Brazil currently carries one of the highest medical burdens in terms of NTDs, for example life-threatening viral diseases transmitted by mosquitoes and other insects (dengue, zika, chikungunya and yellow fever) and also parasitic diseases (malaria, leishmaniasis, schistosomiasis and Chagas disease).

However, Brazil is also a hotspot of global biodiversity with 15 to 20 percent. This existing diversity of plants and fungi could provide an almost infinite library of natural products. In the last decade, several articles have been published on the bioactivity of compounds from the endemic Brazilian genus Baccharis [1, 2, 3].

Challenge: Localising substances in complexly composed extracts

In the plant family Asteraceae, I am specifically investigating some of these representatives of the genus Baccharis in my dissertation work. The focus is on the species B. sphenophylla, a plant that has not been studied phytochemically before. Extracts obtained by solvent maceration showed activity against the parasite Trypanosoma cruzi, the causative agent of the as yet incurable Chagas disease. The important task for the natural product chemist is to localise the substances responsible for the biological activity in these very complex extracts in order to isolate them by preparative means for the further important bioactivity tests and to make them sufficiently available.

Study plant Baccharis sphenophylla (Asteraceae) in its natural habitat. Image credit: REFLORA (floradobrasil.jbrj.gov.br)

Why TU Braunschweig?

The purification of natural substances can be very time-consuming and cost-intensive and may involve several process steps. For this reason, I came to the Institute of Food Chemistry at TU Braunschweig to use countercurrent chromatography (CCC), which has been used there for years, to separate my promising extracts as effectively and economically as possible on a laboratory scale.

Matheus Lopes Silva (doctoral student from Brazil) and Dr Gerold Jerz at a high-performance countercurrent chromatography system for the preparative isolation of bioactive natural compounds from complex crude extracts (separation capacity approx. 500-1000 mg dry extract/hour). Picture credits: Matheus Silva

CCC, despite its enormous advantages in application, is not yet a very common chromatographic purification technique.

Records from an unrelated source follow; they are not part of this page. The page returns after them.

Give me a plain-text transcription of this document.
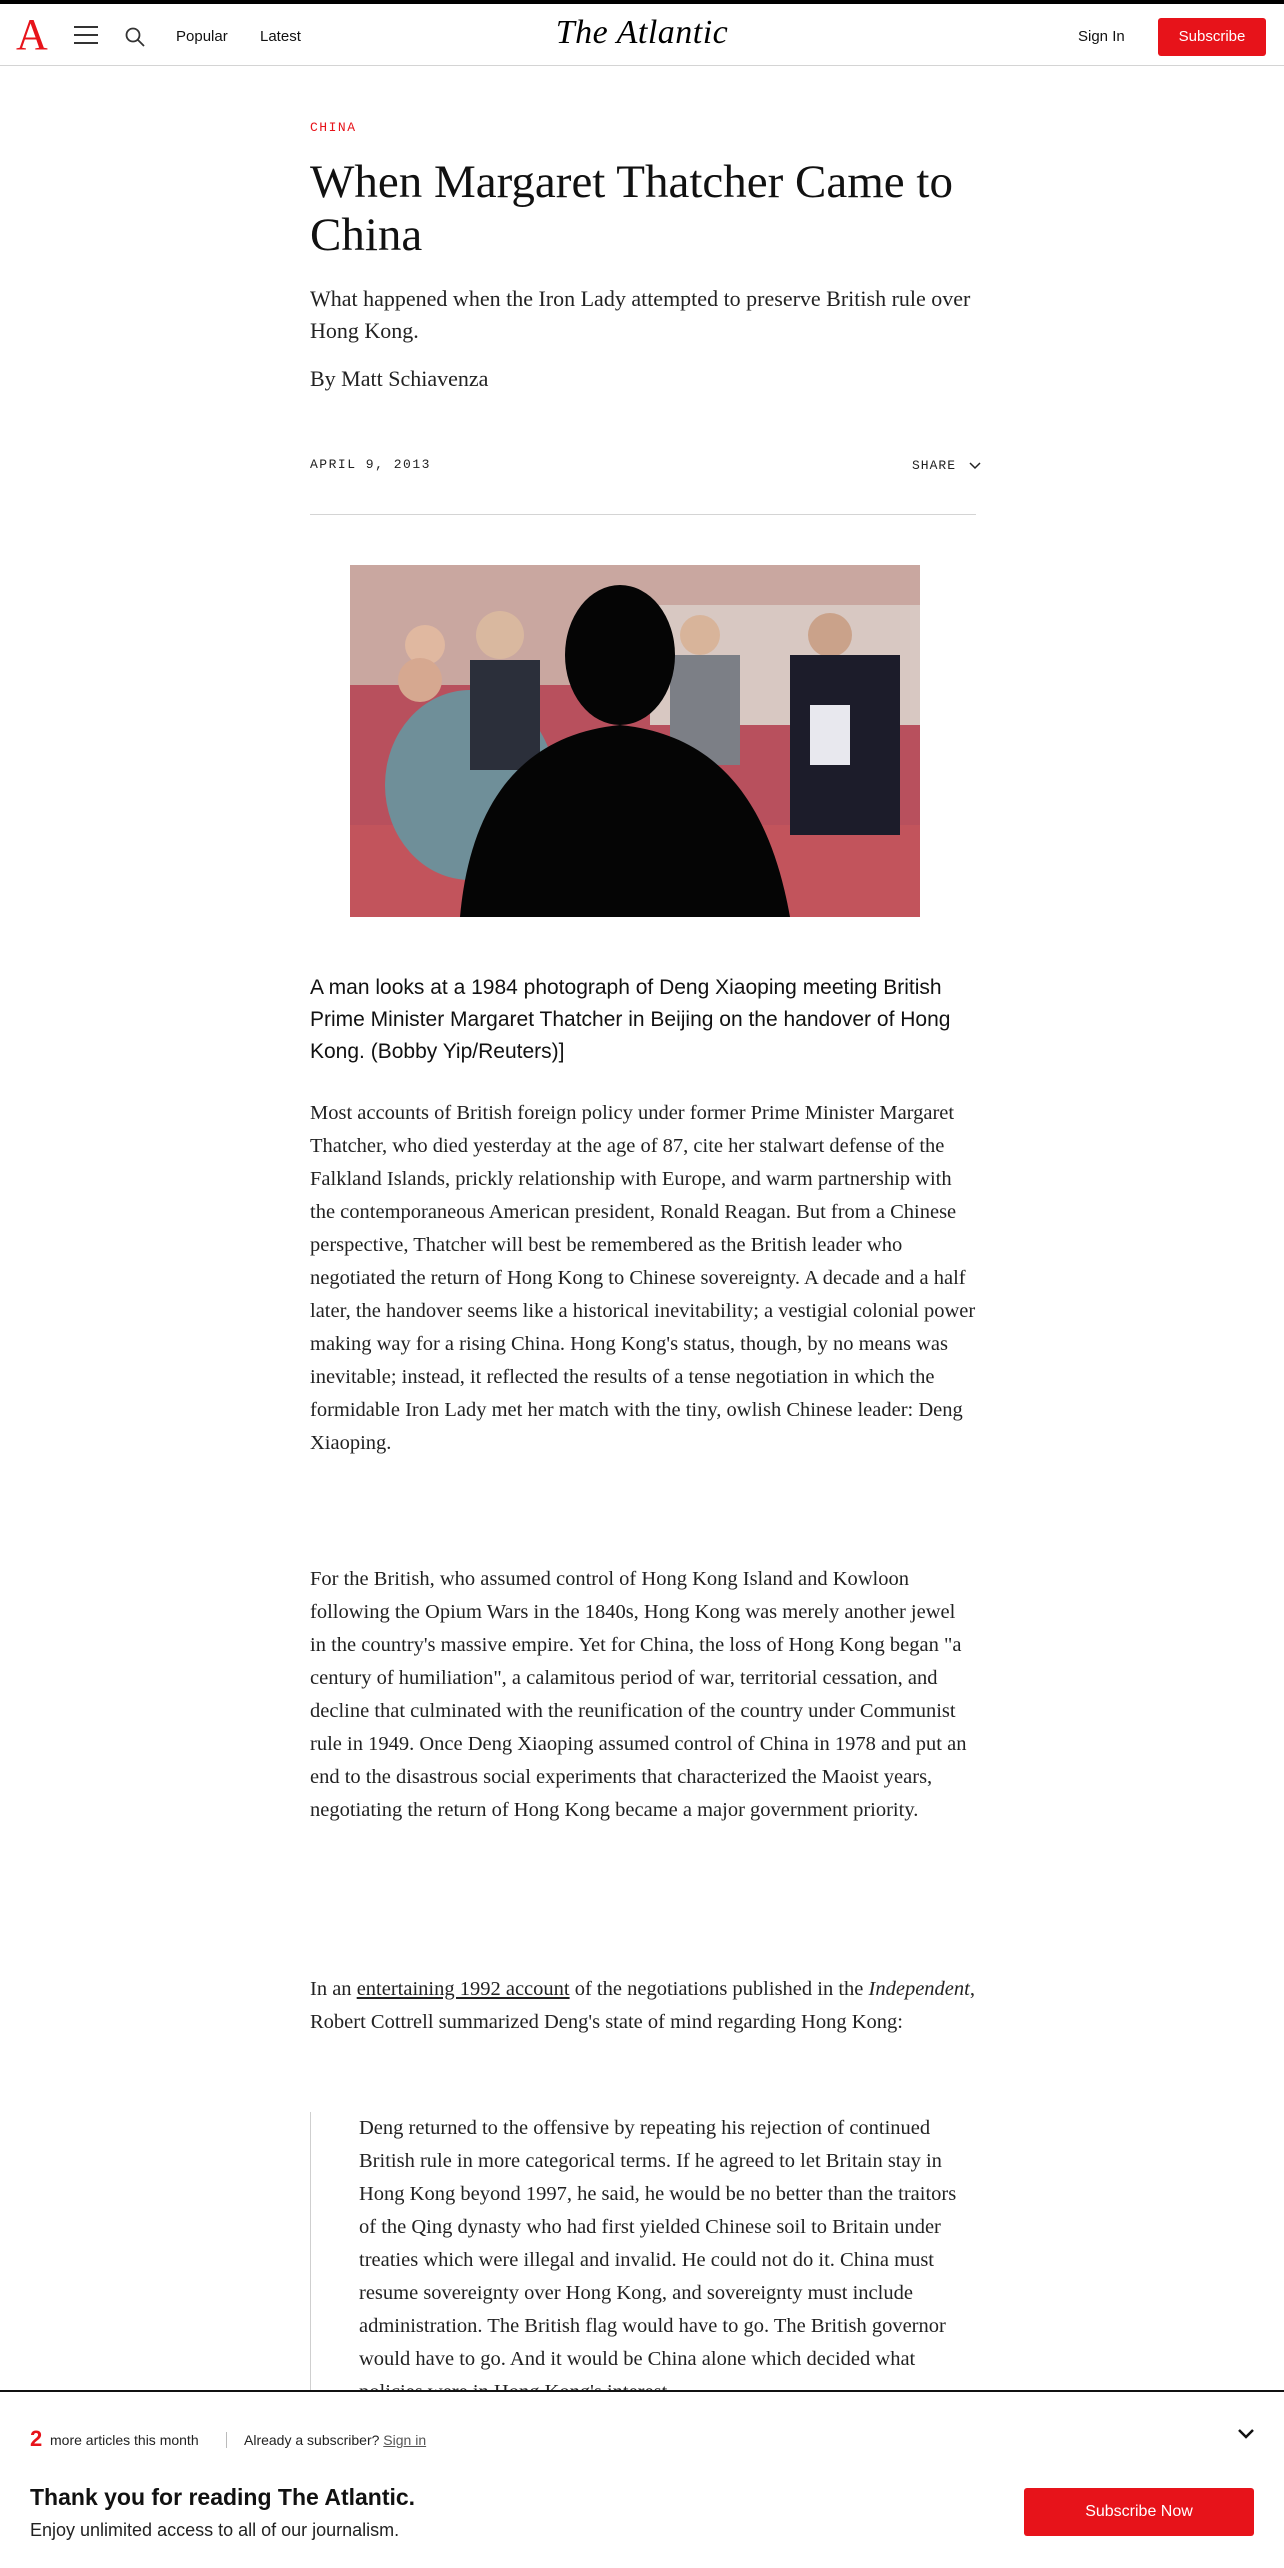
A	Popular Latest	The Atlantic	Sign In	Subscribe
CHINA
When Margaret Thatcher Came to China

What happened when the Iron Lady attempted to preserve British rule over Hong Kong.

By Matt Schiavenza
APRIL 9, 2013	SHARE

A man looks at a 1984 photograph of Deng Xiaoping meeting British Prime Minister Margaret Thatcher in Beijing on the handover of Hong Kong. (Bobby Yip/Reuters)]

Most accounts of British foreign policy under former Prime Minister Margaret Thatcher, who died yesterday at the age of 87, cite her stalwart defense of the Falkland Islands, prickly relationship with Europe, and warm partnership with the contemporaneous American president, Ronald Reagan. But from a Chinese perspective, Thatcher will best be remembered as the British leader who negotiated the return of Hong Kong to Chinese sovereignty. A decade and a half later, the handover seems like a historical inevitability; a vestigial colonial power making way for a rising China. Hong Kong's status, though, by no means was inevitable; instead, it reflected the results of a tense negotiation in which the formidable Iron Lady met her match with the tiny, owlish Chinese leader: Deng Xiaoping.

For the British, who assumed control of Hong Kong Island and Kowloon following the Opium Wars in the 1840s, Hong Kong was merely another jewel in the country's massive empire. Yet for China, the loss of Hong Kong began "a century of humiliation", a calamitous period of war, territorial cessation, and decline that culminated with the reunification of the country under Communist rule in 1949. Once Deng Xiaoping assumed control of China in 1978 and put an end to the disastrous social experiments that characterized the Maoist years, negotiating the return of Hong Kong became a major government priority.

In an entertaining 1992 account of the negotiations published in the Independent, Robert Cottrell summarized Deng's state of mind regarding Hong Kong:

Deng returned to the offensive by repeating his rejection of continued British rule in more categorical terms. If he agreed to let Britain stay in Hong Kong beyond 1997, he said, he would be no better than the traitors of the Qing dynasty who had first yielded Chinese soil to Britain under treaties which were illegal and invalid. He could not do it. China must resume sovereignty over Hong Kong, and sovereignty must include administration. The British flag would have to go. The British governor would have to go. And it would be China alone which decided what
2 more articles this month	Already a subscriber? Sign in
Thank you for reading The Atlantic.
Enjoy unlimited access to all of our journalism.
Subscribe Now
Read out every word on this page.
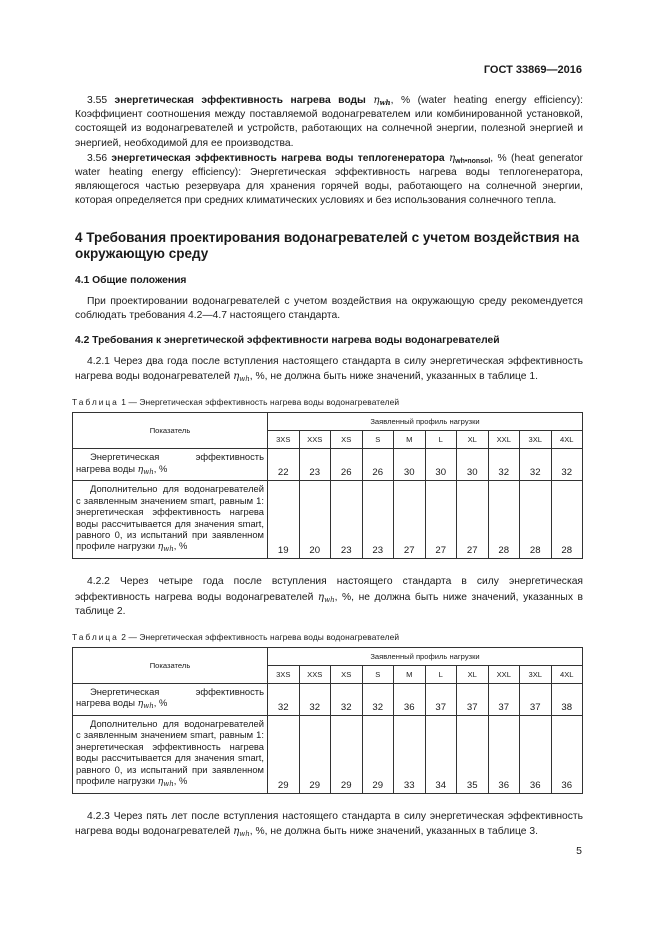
ГОСТ 33869—2016

3.55 энергетическая эффективность нагрева воды $\eta_{wh}$, % (water heating energy efficiency): Коэффициент соотношения между поставляемой водонагревателем или комбинированной установкой, состоящей из водонагревателей и устройств, работающих на солнечной энергии, полезной энергией и энергией, необходимой для ее производства.

3.56 энергетическая эффективность нагрева воды теплогенератора $\eta_{wh•nonsol}$, % (heat generator water heating energy efficiency): Энергетическая эффективность нагрева воды теплогенератора, являющегося частью резервуара для хранения горячей воды, работающего на солнечной энергии, которая определяется при средних климатических условиях и без использования солнечного тепла.

4 Требования проектирования водонагревателей с учетом воздействия на окружающую среду
4.1 Общие положения

При проектировании водонагревателей с учетом воздействия на окружающую среду рекомендуется соблюдать требования 4.2—4.7 настоящего стандарта.

4.2 Требования к энергетической эффективности нагрева воды водонагревателей

4.2.1 Через два года после вступления настоящего стандарта в силу энергетическая эффективность нагрева воды водонагревателей $\eta_{wh}$, %, не должна быть ниже значений, указанных в таблице 1.

Таблица 1 — Энергетическая эффективность нагрева воды водонагревателей
Показатель	Заявленный профиль нагрузки									
	3XS	XXS	XS	S	M	L	XL	XXL	3XL	4XL
Энергетическая эффективность нагрева воды $\eta_{wh}$, %	22	23	26	26	30	30	30	32	32	32
Дополнительно для водонагревателей с заявленным значением smart, равным 1: энергетическая эффективность нагрева воды рассчитывается для значения smart, равного 0, из испытаний при заявленном профиле нагрузки $\eta_{wh}$, %	19	20	23	23	27	27	27	28	28	28

4.2.2 Через четыре года после вступления настоящего стандарта в силу энергетическая эффективность нагрева воды водонагревателей $\eta_{wh}$, %, не должна быть ниже значений, указанных в таблице 2.

Таблица 2 — Энергетическая эффективность нагрева воды водонагревателей
Показатель	Заявленный профиль нагрузки									
	3XS	XXS	XS	S	M	L	XL	XXL	3XL	4XL
Энергетическая эффективность нагрева воды $\eta_{wh}$, %	32	32	32	32	36	37	37	37	37	38
Дополнительно для водонагревателей с заявленным значением smart, равным 1: энергетическая эффективность нагрева воды рассчитывается для значения smart, равного 0, из испытаний при заявленном профиле нагрузки $\eta_{wh}$, %	29	29	29	29	33	34	35	36	36	36

4.2.3 Через пять лет после вступления настоящего стандарта в силу энергетическая эффективность нагрева воды водонагревателей $\eta_{wh}$, %, не должна быть ниже значений, указанных в таблице 3.

5
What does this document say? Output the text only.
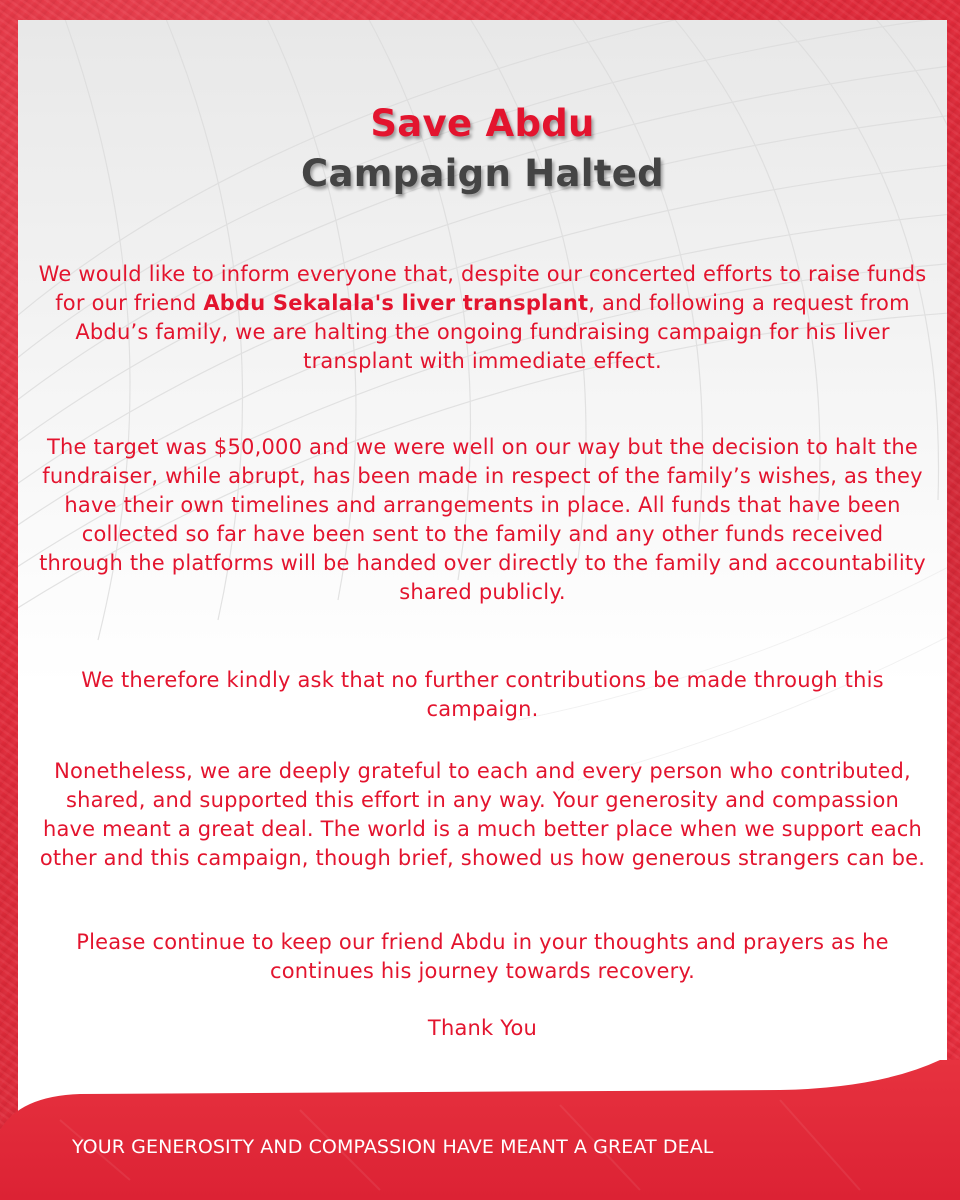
Save Abdu
Campaign Halted
We would like to inform everyone that, despite our concerted efforts to raise funds for our friend Abdu Sekalala's liver transplant, and following a request from Abdu’s family, we are halting the ongoing fundraising campaign for his liver transplant with immediate effect.
The target was $50,000 and we were well on our way but the decision to halt the fundraiser, while abrupt, has been made in respect of the family’s wishes, as they have their own timelines and arrangements in place. All funds that have been collected so far have been sent to the family and any other funds received through the platforms will be handed over directly to the family and accountability shared publicly.
We therefore kindly ask that no further contributions be made through this campaign.
Nonetheless, we are deeply grateful to each and every person who contributed, shared, and supported this effort in any way. Your generosity and compassion have meant a great deal. The world is a much better place when we support each other and this campaign, though brief, showed us how generous strangers can be.
Please continue to keep our friend Abdu in your thoughts and prayers as he continues his journey towards recovery.
Thank You
YOUR GENEROSITY AND COMPASSION HAVE MEANT A GREAT DEAL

It is possible to work cost-effectively with recoverable solvent mixtures or so-called renewable green solvents. Many Brazilian universities lack the equipment, training or knowledgeable personnel to use this method. This current, practice-oriented research makes an important contribution to the scientific exchange between Brazil and Germany.

Among the advantages already indicated in the use of CCC for natural substance purification, one fact in particular is of great importance: the entire substance quantity that was used for preparative separation can also be completely recovered in fractionated form – without any material losses (chemisorption). In contrast, classical solid-phase chromatography on silica gels, among others, shows this undesirable effect and can possibly lead to the loss of the bioactivity actually sought in the course of the isolation process.

As of the end of the project in March 2023, we have now achieved a complete identification of the natural compounds that can be isolated on a laboratory scale from the available extracts of Baccharis sphenophylla. Further evaluation of these natural compounds as potential lead compounds against Trypanosoma cruzi will now take place at the designated specialist institute for NTDs, the Adolfo Lutz Institute under Prof. Dr André Tempone (São Paulo, Brazil). We hope that we have come a little closer to our goal – new innovative, tolerable and cost-effective substances for the therapy of Chagas disease.